Tuesday, August 12, 2008

Crypto-chrono-geo-hulu-nostalgia


A young Nobu McCarthy

I'm gradually emerging from a cocoon of rest and work only to awaken to the feverish pangs of middle age and nostalgia. The other night on hulu I saw the season premiere of Charlie's Angels season two (watch), the one where the angels go to Hawaii to rescue a kidnapped Charlie AKA the episode that introduced Cheryl Ladd as Kris Munroe, Jill's (Farah Fawcett) little sister. There was something very strange about seeing the helicopter shots of the city and knowing that I was probably literally in that shot somewhere or seeing my old boss Al Harrington as a henchman (I worked at his Polynesian show as a bus boy after college. The going away gift he gave me personally when I left for grad school—a Farah Fawcett T-shirt). It was also strange in a pop culture sense seeing France Nuyen as a bikinied dragon lady when I had known her only as Liat in South Pacific, or the Dolman in Star Trek or Aunty Ying Ying in the Joy Luck Club and never realized they were all the same person; seeing Don Ho playing, uh, Don Ho; wondering if the "you too sistah" pidgin English was more ebonic than local.

I'm still trying to figure out how TV worked in the seventies. People today can't look at shows from that era without finding them relentlessly cheesy. TV shows back then were marvels of artifice with highly stylized "move 'em from point A to point B" blocking and connect the dots editing. I think there was a much greater chasm between film and TV. Now the distinction is blurred. But back then, movies were serious. I remember seeing Network and Taxi Driver about that time. Gritty. Real. But TV was TV and we knew that Charlie's Angels was dumb and yet we watched it every week. Somehow the episodes were just different enough, the plot contrivances just buried enough, and the costume changes just frequent enough to make it entertaining. TV was episodic then, rarely serial, and it seemed to exist on its own dramatic island separate from Cinema.

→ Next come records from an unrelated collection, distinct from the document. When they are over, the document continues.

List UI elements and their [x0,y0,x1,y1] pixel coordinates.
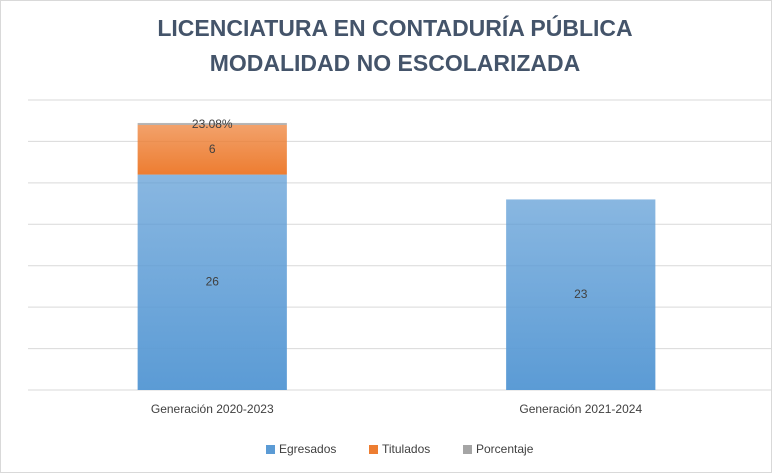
legend-swatch [266,445,275,454]
data-label: 23 [574,287,588,301]
x-tick-label: Generación 2020-2023 [151,402,274,416]
legend-swatch [369,445,378,454]
bar-segment [506,199,656,390]
chart-title: LICENCIATURA EN CONTADURÍA PÚBLICA [157,14,632,41]
data-label: 26 [206,274,220,288]
bar-segment [137,122,287,125]
legend-label: Porcentaje [476,442,534,456]
data-label: 6 [209,142,216,156]
legend-label: Titulados [382,442,430,456]
chart-title: MODALIDAD NO ESCOLARIZADA [210,50,581,76]
bar-segment [137,124,287,175]
x-tick-label: Generación 2021-2024 [519,402,642,416]
data-label: 23.08% [192,117,233,131]
legend-swatch [463,445,472,454]
bar-segment [137,174,287,390]
legend-label: Egresados [279,442,336,456]
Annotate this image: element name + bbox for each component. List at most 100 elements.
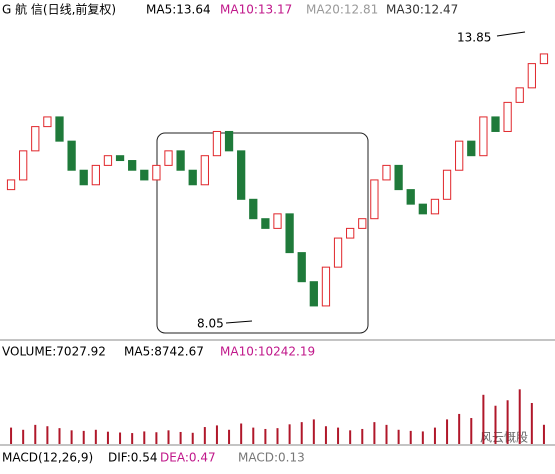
- candle-body: [358, 218, 367, 229]
- volume-bar: [240, 423, 243, 444]
- volume-bar: [300, 422, 303, 444]
- volume-bar: [106, 431, 109, 444]
- volume-bar: [252, 427, 255, 444]
- candle-body: [200, 155, 209, 186]
- candle-body: [55, 116, 64, 142]
- volume-bar: [143, 431, 146, 444]
- volume-bar: [46, 426, 49, 444]
- dif-legend: DIF:0.54: [108, 451, 158, 465]
- candle-body: [176, 150, 185, 171]
- volume-bar: [228, 429, 231, 444]
- candle-body: [418, 203, 427, 215]
- candle-body: [467, 140, 476, 157]
- candle-body: [67, 140, 76, 171]
- volume-bar: [506, 400, 509, 444]
- volume-bar: [276, 428, 279, 444]
- volume-bar: [155, 432, 158, 444]
- volume-bar: [264, 428, 267, 444]
- volume-bar: [542, 424, 545, 444]
- candle-body: [6, 179, 16, 191]
- candle-body: [406, 189, 415, 205]
- volume-bar: [288, 424, 291, 444]
- volume-bar: [203, 427, 206, 444]
- macd-value: MACD:0.13: [238, 451, 305, 465]
- high-label: 13.85: [457, 31, 491, 45]
- candle-body: [152, 164, 161, 181]
- candle-body: [140, 169, 149, 181]
- candle-body: [370, 179, 379, 220]
- volume-bar: [397, 429, 400, 444]
- ma30-legend: MA30:12.47: [386, 3, 458, 17]
- volume-bar: [530, 403, 533, 444]
- low-label: 8.05: [197, 317, 224, 331]
- volume-bar: [82, 430, 85, 444]
- volume-bar: [215, 425, 218, 444]
- candle-body: [212, 130, 222, 157]
- candle-body: [249, 198, 258, 220]
- volume-bar: [518, 389, 521, 444]
- candle-body: [539, 53, 549, 65]
- ma10-legend: MA10:13.17: [220, 3, 292, 17]
- candle-body: [333, 237, 343, 268]
- high-arrow: [496, 31, 526, 37]
- candle-body: [164, 150, 173, 166]
- volume-bar: [10, 427, 13, 444]
- candle-body: [527, 63, 536, 89]
- volume-bar: [470, 418, 473, 444]
- candle-body: [19, 150, 28, 181]
- candle-body: [91, 164, 100, 186]
- volume-bar: [337, 427, 340, 444]
- volume-bar: [119, 432, 122, 444]
- ma20-legend: MA20:12.81: [306, 3, 378, 17]
- candle-body: [309, 281, 318, 307]
- volume-bar: [373, 422, 376, 444]
- candle-body: [31, 126, 40, 152]
- volume-ma10: MA10:10242.19: [220, 345, 315, 359]
- candle-body: [115, 155, 125, 162]
- volume-legend: VOLUME:7027.92: [2, 345, 106, 359]
- ma5-legend: MA5:13.64: [146, 3, 211, 17]
- candle-body: [394, 164, 403, 191]
- candle-body: [382, 164, 391, 181]
- volume-bar: [167, 430, 170, 444]
- candle-body: [515, 87, 524, 103]
- volume-bar: [458, 413, 461, 444]
- volume-bar: [179, 431, 182, 444]
- dea-legend: DEA:0.47: [160, 451, 216, 465]
- candle-body: [346, 227, 355, 239]
- volume-bar: [70, 430, 73, 444]
- candle-body: [297, 252, 306, 283]
- candle-body: [237, 150, 246, 200]
- candle-body: [503, 101, 512, 132]
- watermark: 风云慨股: [480, 431, 528, 445]
- volume-bar: [409, 430, 412, 444]
- macd-legend: MACD(12,26,9): [2, 451, 93, 465]
- volume-bar: [421, 431, 424, 444]
- volume-bar: [22, 429, 25, 444]
- candle-body: [188, 169, 197, 186]
- candle-body: [285, 213, 294, 254]
- volume-bar: [58, 428, 61, 444]
- candle-body: [43, 116, 52, 128]
- candle-body: [273, 213, 282, 229]
- candle-body: [455, 140, 464, 171]
- stock-name: G 航 信(日线,前复权): [2, 2, 116, 17]
- candle-body: [103, 155, 113, 166]
- volume-bar: [94, 429, 97, 444]
- volume-bar: [349, 430, 352, 444]
- candle-body: [430, 198, 440, 215]
- volume-bar: [312, 419, 315, 444]
- volume-ma5: MA5:8742.67: [124, 345, 204, 359]
- volume-bar: [191, 432, 194, 444]
- volume-bar: [446, 419, 449, 444]
- candle-body: [479, 116, 488, 157]
- volume-bar: [482, 394, 485, 444]
- volume-bar: [494, 405, 497, 444]
- candle-body: [79, 169, 88, 186]
- candle-body: [224, 130, 234, 152]
- candle-body: [321, 266, 331, 307]
- volume-bar: [385, 424, 388, 444]
- volume-bar: [34, 424, 37, 444]
- volume-bar: [433, 427, 436, 444]
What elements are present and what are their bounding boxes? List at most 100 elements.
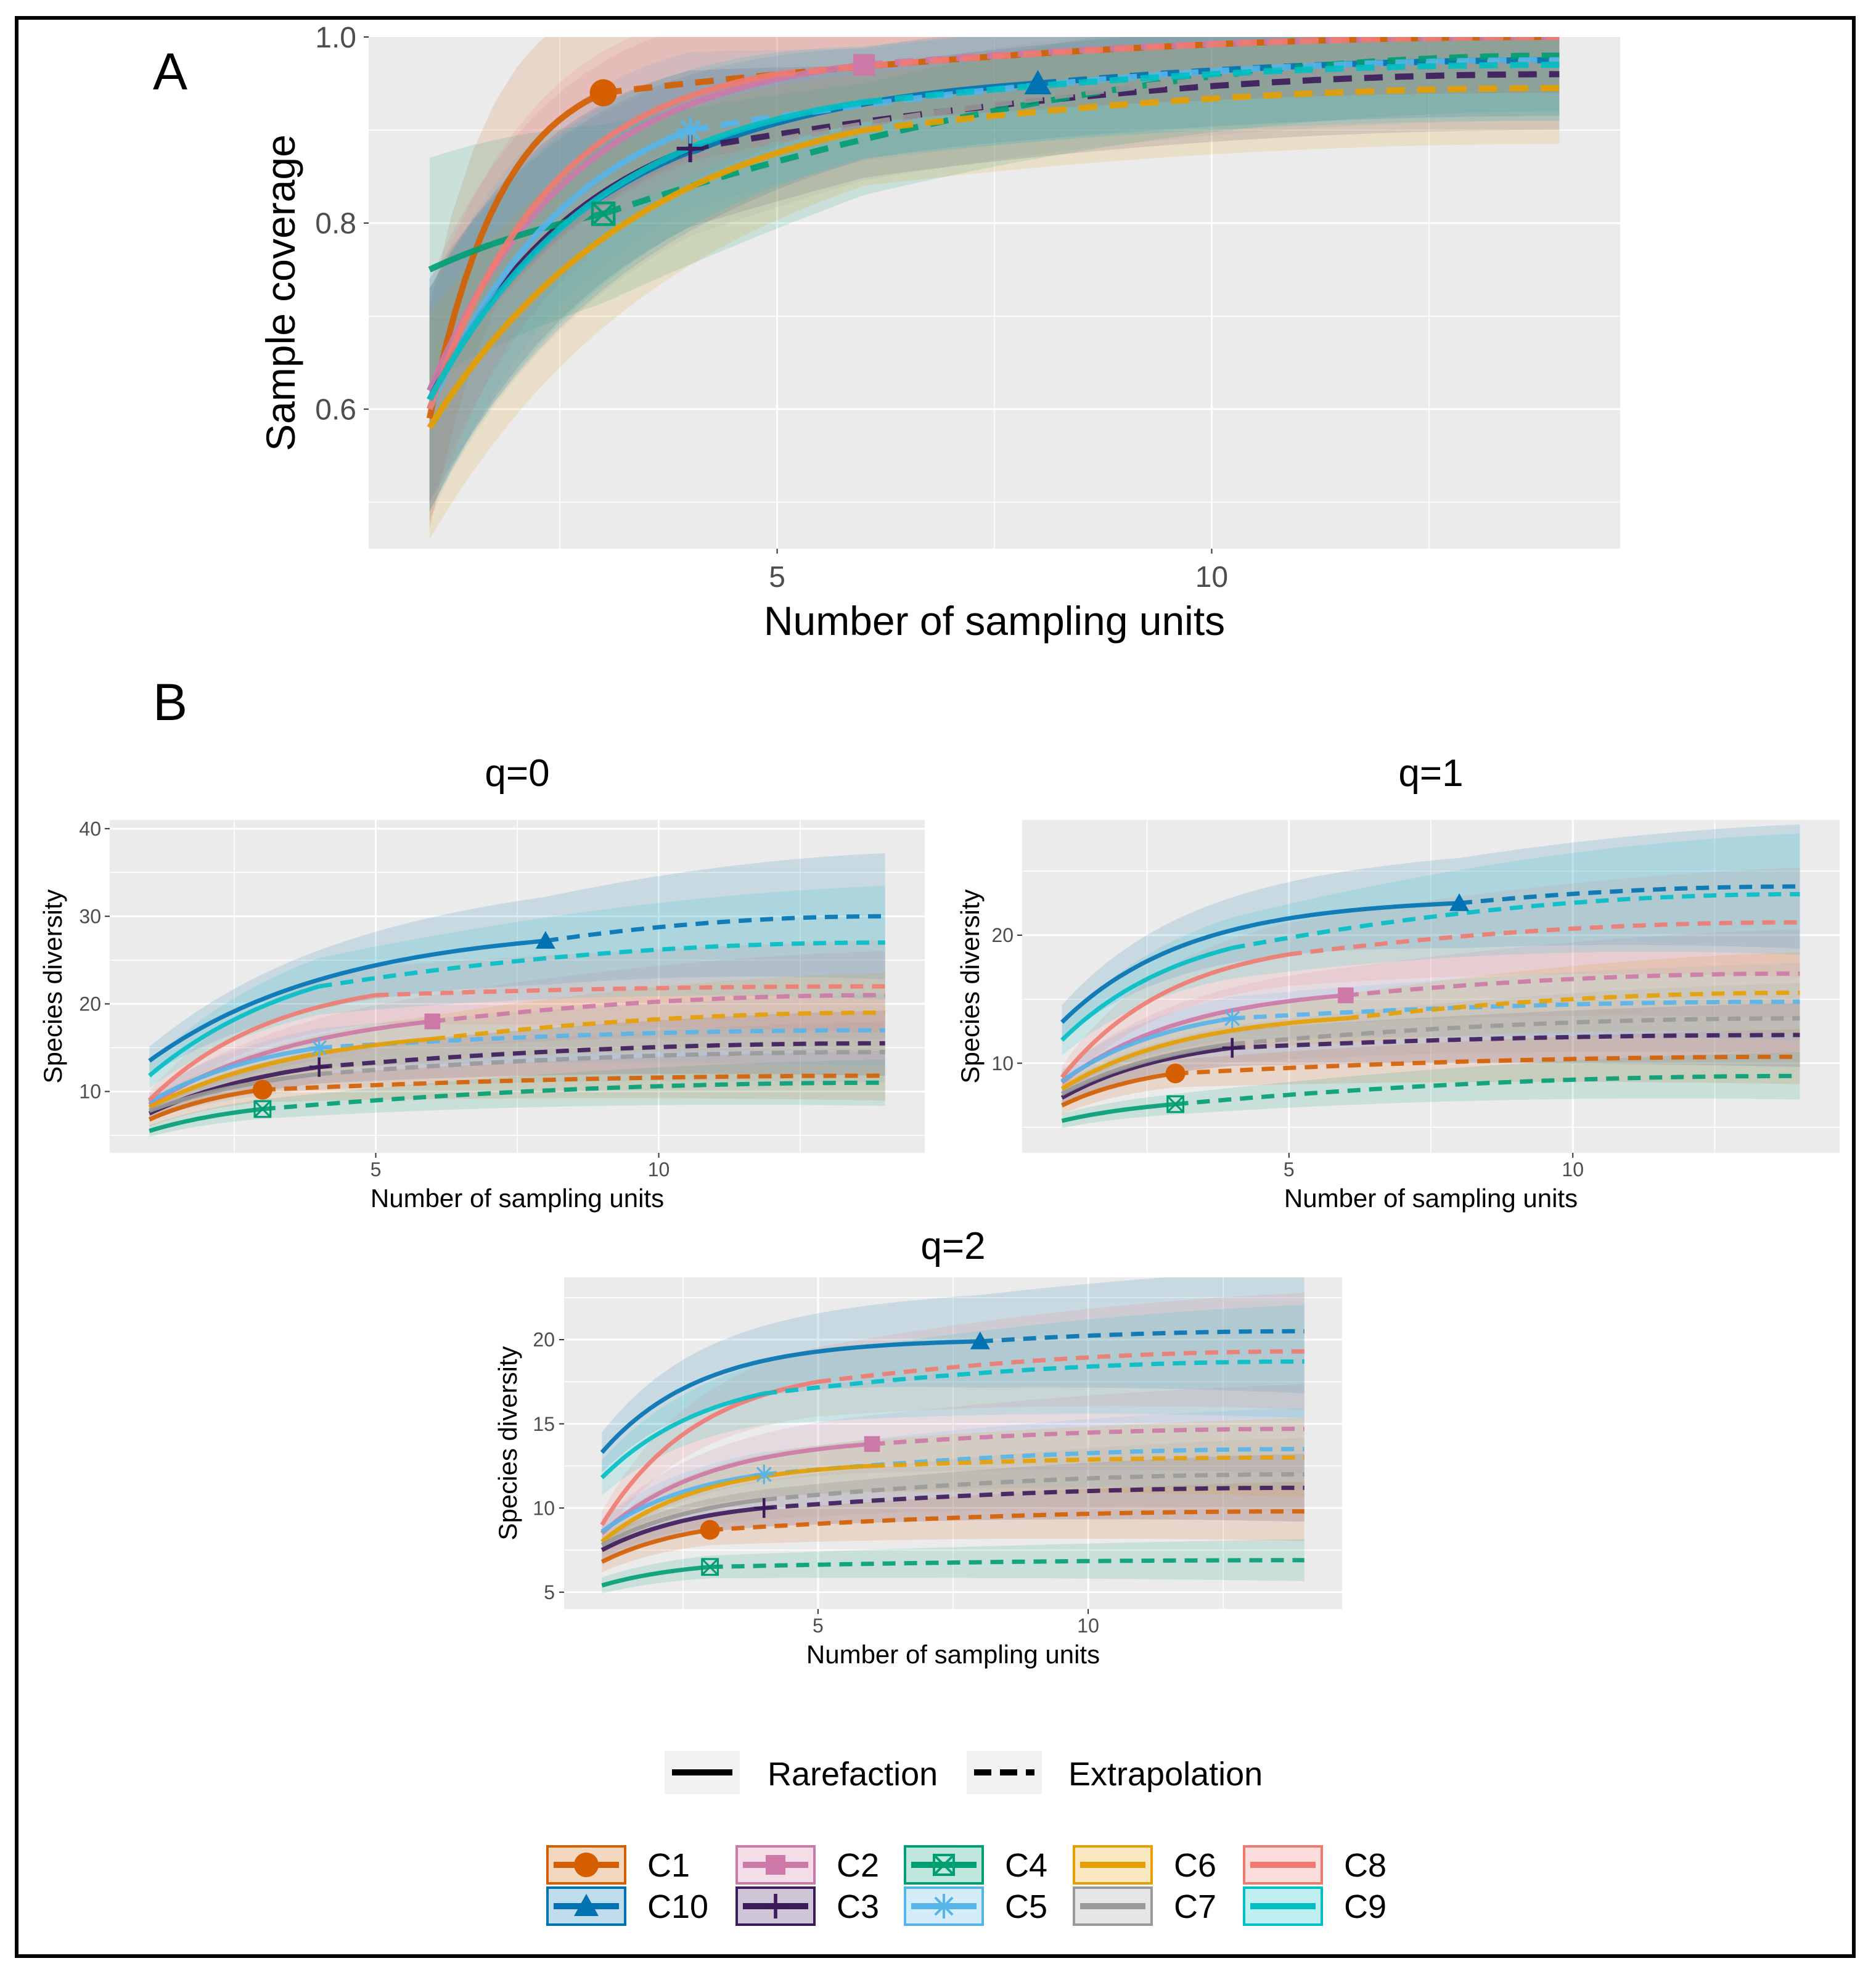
q2-band-C7 (602, 1438, 1305, 1557)
q0-point-C4-box (253, 1100, 272, 1118)
q0-rarefaction-C10 (148, 938, 546, 1063)
q2-y-tick-label: 10 (533, 1497, 555, 1519)
q0-band-C1 (149, 1050, 885, 1127)
q2-y-tick-label: 5 (544, 1581, 555, 1603)
coverage-point-C5 (676, 116, 704, 144)
q2-extrapolation-C7 (763, 1472, 1305, 1502)
coverage-band-C4 (429, 37, 1560, 382)
q2-point-C4-box (701, 1558, 719, 1576)
q1-gridlines (1022, 820, 1840, 1153)
q2-band-C2 (602, 1384, 1305, 1546)
q2-rarefaction-C5 (600, 1472, 764, 1534)
legend-series-items: C1 C10 C2 C3 C4 C5 C6 C7 C8 C9 (546, 1845, 1387, 1926)
q1-band-C6 (1062, 952, 1800, 1100)
legend-item-C4: C4 (904, 1845, 1047, 1885)
panel-q1: 5 10 10 20 Number of sampling units Species d… (956, 752, 1840, 1213)
q2-x-tick-label: 10 (1077, 1615, 1099, 1637)
q2-rarefaction-C4 (601, 1565, 710, 1588)
q1-x-tick-label: 5 (1284, 1158, 1295, 1181)
coverage-data-layer (426, 37, 1560, 539)
q0-band-C3 (149, 1010, 885, 1121)
legend-item-C7: C7 (1073, 1886, 1216, 1926)
panel-q2: 5 10 5 10 15 20 Number of sampling units Specie… (493, 1225, 1342, 1669)
q2-y-tick-label: 15 (533, 1413, 555, 1435)
q1-extrapolation-C2 (1345, 971, 1800, 997)
coverage-point-C4-box (591, 201, 616, 226)
panel-b-label: B (153, 673, 187, 731)
q0-point-C1 (252, 1079, 272, 1100)
q2-x-tick-label: 5 (813, 1615, 824, 1637)
q0-y-axis-label: Species diversity (38, 889, 67, 1083)
coverage-band-C3 (429, 37, 1560, 512)
legend-extrapolation-label: Extrapolation (1068, 1756, 1263, 1793)
q1-y-axis-label: Species diversity (956, 889, 985, 1083)
q1-extrapolation-C9 (1232, 892, 1800, 951)
legend-key-marker-C1 (574, 1853, 599, 1877)
coverage-rarefaction-C5 (427, 127, 692, 411)
legend-key-marker-C4-d2 (933, 1854, 955, 1876)
q2-rarefaction-C6 (600, 1464, 872, 1544)
q2-rarefaction-C7 (600, 1497, 764, 1547)
q0-band-C10 (149, 853, 885, 1075)
coverage-y-tick-label: 0.6 (315, 393, 356, 426)
q2-band-C6 (602, 1418, 1305, 1554)
q0-rarefaction-C7 (149, 1071, 320, 1113)
q2-extrapolation-C8 (817, 1349, 1305, 1384)
q1-extrapolation-C4 (1175, 1073, 1800, 1107)
coverage-extrapolation-C6 (863, 85, 1560, 133)
q0-point-C10 (535, 931, 555, 949)
q1-band-C2 (1062, 929, 1800, 1094)
q1-point-C10 (1449, 893, 1470, 911)
q2-extrapolation-C3 (764, 1485, 1305, 1510)
q1-rarefaction-C3 (1060, 1046, 1233, 1100)
legend-label-C9: C9 (1344, 1888, 1387, 1925)
legend-key-marker-C5-a3 (934, 1896, 954, 1916)
q0-point-C5 (309, 1038, 329, 1058)
coverage-band-C2 (429, 37, 1560, 502)
q0-extrapolation-C9 (319, 940, 885, 989)
legend-label-C8: C8 (1344, 1847, 1387, 1884)
q0-extrapolation-C7 (319, 1050, 885, 1076)
q2-axes: 5 10 5 10 15 20 Number of sampling units Specie… (493, 1225, 1100, 1669)
coverage-band-C5 (429, 37, 1560, 521)
legend: Rarefaction Extrapolation C1C10C2C3C4C5C… (546, 1751, 1387, 1926)
legend-label-C7: C7 (1174, 1888, 1216, 1925)
q0-y-tick-label: 10 (79, 1081, 101, 1103)
q1-point-C4 (1166, 1095, 1185, 1113)
coverage-x-tick-label: 5 (769, 561, 785, 594)
coverage-band-C9 (429, 37, 1560, 512)
coverage-rarefaction-C6 (427, 127, 865, 430)
q2-point-C4 (701, 1558, 719, 1576)
q2-point-C2 (864, 1436, 880, 1452)
coverage-extrapolation-C8 (777, 37, 1560, 78)
q0-rarefaction-C8 (147, 993, 377, 1102)
q2-rarefaction-C3 (600, 1505, 764, 1552)
q0-rarefaction-C6 (148, 1036, 433, 1110)
q2-extrapolation-C6 (872, 1455, 1305, 1468)
q1-axes: 5 10 10 20 Number of sampling units Species d… (956, 752, 1584, 1213)
legend-item-C2: C2 (735, 1845, 879, 1885)
q2-band-C1 (602, 1481, 1305, 1573)
q2-rarefaction-C9 (600, 1391, 765, 1480)
q1-point-C5-a3 (1224, 1010, 1240, 1026)
q0-x-tick-label: 10 (648, 1158, 670, 1181)
q1-point-C1 (1165, 1063, 1186, 1084)
legend-key-marker-C4-box (933, 1854, 955, 1876)
q0-axes: 5 10 10 20 30 40 Number of sampling units Speci… (38, 752, 670, 1213)
q0-band-C7 (149, 1022, 885, 1120)
q0-rarefaction-C5 (148, 1046, 320, 1104)
q1-rarefaction-C10 (1060, 901, 1460, 1024)
coverage-y-axis-label: Sample coverage (258, 134, 303, 451)
q0-rarefaction-C9 (148, 984, 320, 1078)
q1-point-C4-d2 (1166, 1095, 1184, 1113)
q2-rarefaction-C2 (600, 1441, 872, 1535)
q1-y-tick-label: 20 (991, 924, 1014, 946)
q2-extrapolation-C4 (710, 1558, 1305, 1570)
legend-rarefaction-label: Rarefaction (768, 1756, 938, 1793)
q1-extrapolation-C1 (1175, 1054, 1800, 1076)
q1-rarefaction-C9 (1060, 946, 1233, 1042)
q2-point-C3 (754, 1498, 774, 1518)
figure-frame (15, 16, 1856, 1958)
legend-label-C2: C2 (837, 1847, 879, 1884)
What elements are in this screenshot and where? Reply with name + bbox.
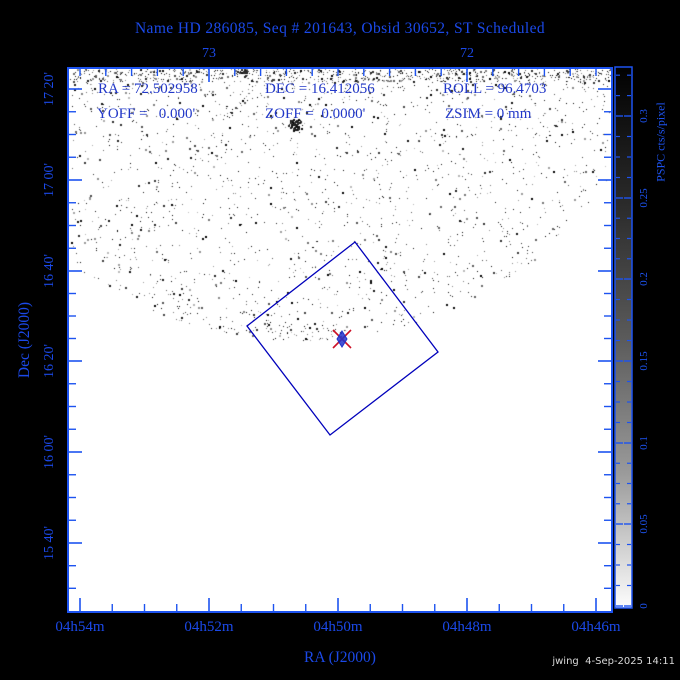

Tonight I watched the entire Karate Kid II (watch) which, ten years after Charlie's Angels, still traversed the same cartoon-drama groove. It's certainly no less nostalgic. Along with Teahouse of the August Moon (Marlon Brando), Karate Kid II is one of the few Hollywood films set in Okinawa (I'm half Okinawan). It was shot on Oahu and you can see Fisherman's Hat featured prominently. Plus it debuted Tamlyn Tomita who was a Nisei week Queen several years after a girl I sort-of dated. The film also exacerbated my middle age crisis when I found out that Danny Kamekona was only two years older than I am now when he played Sato, Miyagi's nemesis. Ex-model and Hollywood starlet Nobu McCarthy, who played Pat Morita's love interest, was about three years older than I am now. She can act with a capital "A" by the way. There's a strange sincerity about the film, as if it assumed that you didn't notice its underlying machinery. One great sequence is the bar room ice-breaking scene where the evil Chozun suddenly appears. Then Mr. Miyagi suddenly shows up. Then Sato! Where did all these people keep coming from? And the villains are relentless. They're not just bad, they're book throwing, garden bulldozing, fishing industry-killing, weights & measures-cheating, sell-out dojo running, deed-owning, house busting bad. Then there's the love scene with the music by Chicago.

This, folks, is what I've been reduced to: reliving my life for free on Hulu.

Thursday, August 07, 2008

What's up


Do director's crazy rooms count? Above is a picture of Independence Day director Roland Emmerich's home office.

Here's what's happening... Dan is at work on the score. Slow progress he said. Ben forgot to show up for his narration recording. I'm back from the East coast. I'm prepping for school. Also working on two short video segments for another theater project. It's pretty easy except for the rotoscoping.